As the world comes out of the recession some economies are doing better than others and some economies have remained pretty stable. A pertinent question is how to invest safely and profitably in stable overseas markets. Investment in Singapore, for example, is attractive as it is economically successful and stable as well as politically stable. But, in emerging markets such as Singapore what do you invest in? A strong possibility is in Real Estate Investment Trusts, Reits. Asian Reits are catching on. The success of Asian Reits encouraged some wealthy Chinese investors to look at Reits in the USA. Reits may be a good bet for investment in Singapore and elsewhere in Asia.
Investment in Asian Reits in markets such as Singapore can earn you more than ten percent with no withholding taxes for individual investors. Singapore is an economic center in Asia. It has developed its technology center, is into ship building, is soon to open casinos to attract tourists, and has ridden out the recession fairly well. Investment in Asian Reits includes those in China. The development of a $60 billion Reit market in China offers institutional investors a safe haven from the currently volatile Chinese stock market. This market has whetted the appetite of Chinese investors who have become knowledgeable about Reits and are buying Reits in the USA also.
For those not conversant in Reits, a Real Estate Investment Trust or REIT (pronounced reet) is a tax designation for a corporation that invests in real estate that and reduces or eliminates corporate income taxes. REITs are required to distribute 90% of their income, which may be taxable, to its investors. REIT’s are meant to provide a similar structure for investment in real estate as mutual funds do for stocks. Reits are both publically and privately held and are listed on stock exchanges.
When property values dropped with the recession investment in Asian Reits as well as US Reits suffered.
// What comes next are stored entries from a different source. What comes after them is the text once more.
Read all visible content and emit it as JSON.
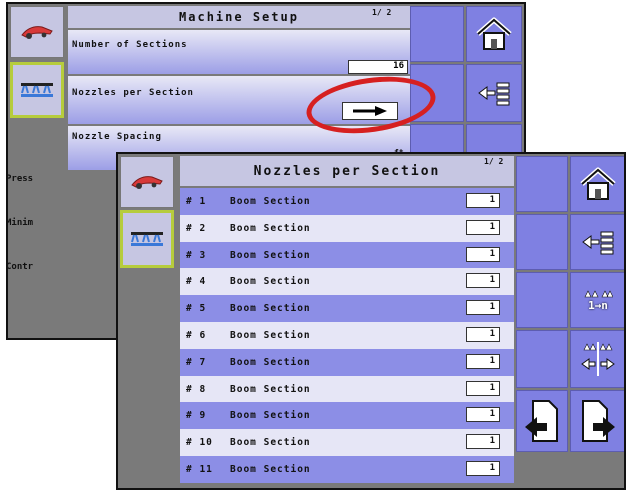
{
  "screen1": {
    "title": "Machine Setup",
    "page": "1/ 2",
    "rows": {
      "number_of_sections": "Number of Sections",
      "number_of_sections_value": "16",
      "nozzles_per_section": "Nozzles per Section",
      "nozzle_spacing": "Nozzle Spacing",
      "nozzle_spacing_partial_unit": "ft",
      "pressure_partial": "Press",
      "minimum_partial": "Minim",
      "control_partial": "Contr"
    },
    "arrow_button_icon": "right-arrow-icon",
    "highlight_color": "#d62020"
  },
  "screen2": {
    "title": "Nozzles per Section",
    "page": "1/ 2",
    "rows": [
      {
        "num": "# 1",
        "label": "Boom Section",
        "value": "1"
      },
      {
        "num": "# 2",
        "label": "Boom Section",
        "value": "1"
      },
      {
        "num": "# 3",
        "label": "Boom Section",
        "value": "1"
      },
      {
        "num": "# 4",
        "label": "Boom Section",
        "value": "1"
      },
      {
        "num": "# 5",
        "label": "Boom Section",
        "value": "1"
      },
      {
        "num": "# 6",
        "label": "Boom Section",
        "value": "1"
      },
      {
        "num": "# 7",
        "label": "Boom Section",
        "value": "1"
      },
      {
        "num": "# 8",
        "label": "Boom Section",
        "value": "1"
      },
      {
        "num": "# 9",
        "label": "Boom Section",
        "value": "1"
      },
      {
        "num": "# 10",
        "label": "Boom Section",
        "value": "1"
      },
      {
        "num": "# 11",
        "label": "Boom Section",
        "value": "1"
      }
    ],
    "side_buttons": {
      "copy_label": "1→n"
    }
  },
  "colors": {
    "accent_blue": "#7f80e2",
    "active_tab_border": "#b6cc3c",
    "background_gray": "#7a7a7a"
  }
}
Now that world wide economies are on the mend there are some great bargains to be had in Reits with depressed values.
Looking a Asia as being the growth engine coming out of the recession makes investment in Asian Reits attractive considering that some individual Reit values dropped as much as 70 percent in the last two years. A ten percent return on investment in Singapore combined with capital gains on recovering Reit values should be an attractive deal.
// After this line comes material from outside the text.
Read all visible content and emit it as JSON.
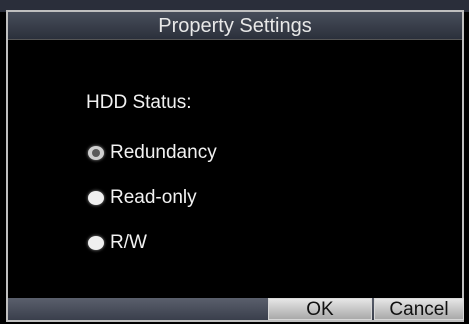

There are unstable emerging markets and there are stable emerging markets. Investment in Singapore, as an example, could be considered a wise move in a stable emerging market.
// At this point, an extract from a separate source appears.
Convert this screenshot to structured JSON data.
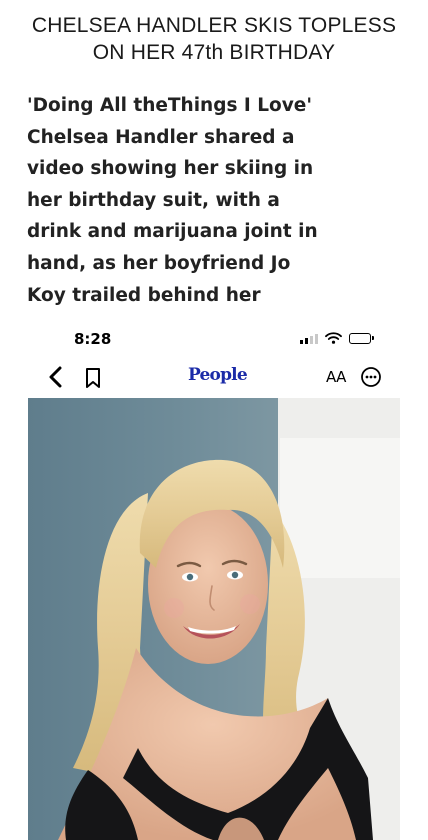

As will all investments research is the key. No one has a crystal ball and no one can tell how soon or how well the recession will mend. As such, keeping in touch with your investments is mandatory. We have talked before about handing your investments over to a money manager. Even if you are getting good returns you need to know what the money manager is doing and be ready to pull your funds back if you are not comfortable with process or results. Being knowledgeable about issues such as investment in Asian Reits will help you direct your own investments to your profit.